🤖 AI Summary
Low-resource languages (LRLs) face dual challenges in spelling correction: severe data scarcity and inadequate model adaptation. This work presents the first systematic evaluation of diverse pretrained language models—including large language models (LLMs), encoder-only, and encoder-decoder architectures—on LRL spelling correction. We propose a hallucination-resistant, fine-grained evaluation framework and open-source LMSpell, a multilingual, model-agnostic spelling checker toolkit. Methodologically, we combine few-shot fine-tuning with linguistically informed prompt engineering, validating effectiveness even on zero-resource languages (e.g., Sinhala) without prior monolingual pretraining.
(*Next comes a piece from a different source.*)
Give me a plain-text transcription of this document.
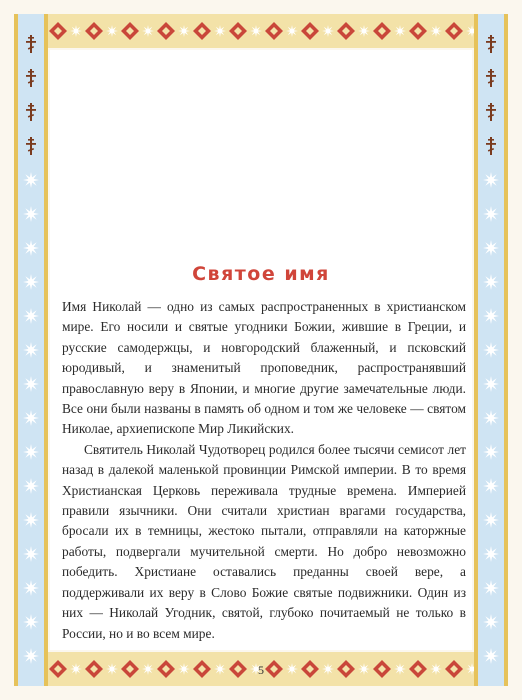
Святое имя

Имя Николай — одно из самых распространенных в христианском мире. Его носили и святые угодники Божии, жившие в Греции, и русские самодержцы, и новгородский блаженный, и псковский юродивый, и знаменитый проповедник, распространявший православную веру в Японии, и многие другие замечательные люди. Все они были названы в память об одном и том же человеке — святом Николае, архиепископе Мир Ликийских.

Святитель Николай Чудотворец родился более тысячи семисот лет назад в далекой маленькой провинции Римской империи. В то время Христианская Церковь переживала трудные времена. Империей правили язычники. Они считали христиан врагами государства, бросали их в темницы, жестоко пытали, отправляли на каторжные работы, подвергали мучительной смерти. Но добро невозможно победить. Христиане оставались преданны своей вере, а поддерживали их веру в Слово Божие святые подвижники. Один из них — Николай Угодник, святой, глубоко почитаемый не только в России, но и во всем мире.

5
Experiments demonstrate that LLMs substantially outperform conventional pretrained language models (PLMs), exhibiting strong cross-lingual generalization—even in truly zero-resource settings. This study bridges critical gaps in LRL spelling correction by enabling rigorous, model-agnostic comparative analysis and robust evaluation, thereby providing a reusable methodological framework and foundational infrastructure for low-resource NLP.
📝 Abstract
Spell correction is still a challenging problem for low-resource languages (LRLs). While pretrained language models (PLMs) have been employed for spell correction, their use is still limited to a handful of languages, and there has been no proper comparison across PLMs. We present the first empirical study on the effectiveness of PLMs for spell correction, which includes LRLs. We find that Large Language Models (LLMs) outperform their counterparts (encoder-based and encoder-decoder) when the fine-tuning dataset is large. This observation holds even in languages for which the LLM is not pre-trained. We release LMSpell, an easy- to use spell correction toolkit across PLMs. It includes an evaluation function that compensates for the hallucination of LLMs. Further, we present a case study with Sinhala to shed light on the plight of spell correction for LRLs.